While Kish originally hoped to have the design effect be as agnostic as possible to the underlying distribution of the data, sampling probabilities, their correlations, and the statistics of interest, followup research has shown that these do influence the design effect. Hence, these properties should be carefully considered when deciding which calculation to use, and how to use it.

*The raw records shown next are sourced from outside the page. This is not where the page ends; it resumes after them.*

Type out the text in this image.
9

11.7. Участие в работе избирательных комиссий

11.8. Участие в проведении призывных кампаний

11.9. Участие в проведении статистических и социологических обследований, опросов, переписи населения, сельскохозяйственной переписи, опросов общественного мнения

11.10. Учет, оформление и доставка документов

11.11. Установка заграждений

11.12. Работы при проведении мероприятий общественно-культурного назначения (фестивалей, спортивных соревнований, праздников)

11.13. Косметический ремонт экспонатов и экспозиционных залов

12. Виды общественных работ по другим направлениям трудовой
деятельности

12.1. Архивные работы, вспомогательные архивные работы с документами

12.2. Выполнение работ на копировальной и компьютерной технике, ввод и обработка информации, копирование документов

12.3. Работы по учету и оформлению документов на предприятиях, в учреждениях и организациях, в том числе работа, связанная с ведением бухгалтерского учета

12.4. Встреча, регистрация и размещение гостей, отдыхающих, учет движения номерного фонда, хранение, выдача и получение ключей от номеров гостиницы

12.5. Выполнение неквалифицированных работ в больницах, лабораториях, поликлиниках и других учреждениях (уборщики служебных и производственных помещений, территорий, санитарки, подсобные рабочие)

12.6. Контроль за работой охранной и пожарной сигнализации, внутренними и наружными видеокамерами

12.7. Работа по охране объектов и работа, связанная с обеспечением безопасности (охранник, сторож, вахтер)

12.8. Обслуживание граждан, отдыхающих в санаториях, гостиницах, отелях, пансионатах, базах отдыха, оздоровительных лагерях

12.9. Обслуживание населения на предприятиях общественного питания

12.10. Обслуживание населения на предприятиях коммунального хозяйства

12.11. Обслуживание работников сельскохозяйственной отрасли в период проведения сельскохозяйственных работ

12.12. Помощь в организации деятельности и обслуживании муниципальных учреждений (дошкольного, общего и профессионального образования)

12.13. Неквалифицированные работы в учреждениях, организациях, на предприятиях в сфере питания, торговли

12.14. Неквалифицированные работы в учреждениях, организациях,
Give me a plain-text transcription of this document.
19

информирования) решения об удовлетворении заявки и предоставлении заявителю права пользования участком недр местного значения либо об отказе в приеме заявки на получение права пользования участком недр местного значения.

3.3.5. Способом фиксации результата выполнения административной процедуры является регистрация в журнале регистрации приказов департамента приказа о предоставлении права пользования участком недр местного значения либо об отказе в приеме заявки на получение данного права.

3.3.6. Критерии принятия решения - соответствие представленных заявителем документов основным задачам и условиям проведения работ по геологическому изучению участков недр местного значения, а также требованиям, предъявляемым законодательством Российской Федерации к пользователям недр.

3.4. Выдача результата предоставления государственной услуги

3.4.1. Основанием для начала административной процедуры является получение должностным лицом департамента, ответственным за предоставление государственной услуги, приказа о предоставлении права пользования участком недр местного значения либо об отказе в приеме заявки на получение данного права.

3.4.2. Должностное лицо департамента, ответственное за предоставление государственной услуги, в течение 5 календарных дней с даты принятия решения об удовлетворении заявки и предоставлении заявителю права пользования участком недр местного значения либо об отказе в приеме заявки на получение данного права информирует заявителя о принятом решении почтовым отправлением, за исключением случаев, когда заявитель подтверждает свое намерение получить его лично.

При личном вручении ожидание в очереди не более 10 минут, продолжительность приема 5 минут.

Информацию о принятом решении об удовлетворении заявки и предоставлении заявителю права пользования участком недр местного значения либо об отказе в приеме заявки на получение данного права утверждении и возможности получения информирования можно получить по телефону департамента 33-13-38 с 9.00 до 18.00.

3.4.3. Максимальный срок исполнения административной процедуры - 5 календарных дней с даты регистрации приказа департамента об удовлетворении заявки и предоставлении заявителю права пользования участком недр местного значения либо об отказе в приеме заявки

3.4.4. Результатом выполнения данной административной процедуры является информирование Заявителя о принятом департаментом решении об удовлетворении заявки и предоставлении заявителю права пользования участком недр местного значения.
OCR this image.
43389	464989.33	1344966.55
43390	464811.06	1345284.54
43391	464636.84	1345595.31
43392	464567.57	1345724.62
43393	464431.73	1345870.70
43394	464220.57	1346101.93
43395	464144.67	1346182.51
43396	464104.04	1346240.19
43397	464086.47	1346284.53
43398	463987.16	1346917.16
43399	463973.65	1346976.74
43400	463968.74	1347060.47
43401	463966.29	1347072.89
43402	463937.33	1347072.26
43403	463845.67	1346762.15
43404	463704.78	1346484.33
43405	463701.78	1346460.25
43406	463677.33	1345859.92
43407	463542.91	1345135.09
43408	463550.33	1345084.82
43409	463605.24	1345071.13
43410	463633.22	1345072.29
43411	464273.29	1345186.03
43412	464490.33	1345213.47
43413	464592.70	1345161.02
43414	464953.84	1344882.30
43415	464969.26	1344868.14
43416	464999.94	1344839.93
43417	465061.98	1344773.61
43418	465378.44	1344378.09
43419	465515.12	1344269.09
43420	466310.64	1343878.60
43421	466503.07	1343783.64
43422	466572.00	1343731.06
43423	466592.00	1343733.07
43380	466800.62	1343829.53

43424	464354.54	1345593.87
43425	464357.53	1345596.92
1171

The design effect is rarely applied when constructing confidence intervals. Ideally, one would be able to determine, for an estimator of a particular parameter, both the variance under Simple Random Sample with replacement and the design effect. In such scenarios, the basic variance and the design effect could have been multiplied to compute the variance of the estimator for the specific design. This computed value can then be employed to form confidence intervals. However, in real-world applications, it is uncommon to estimate both values simultaneously. As a result, other methods are favored. For instance, Taylor linearization is utilized to construct confidence intervals based on the variance of the weighted mean. More broadly, the bootstrap method, also known as replication weights, is applied for a range of weighted statistics.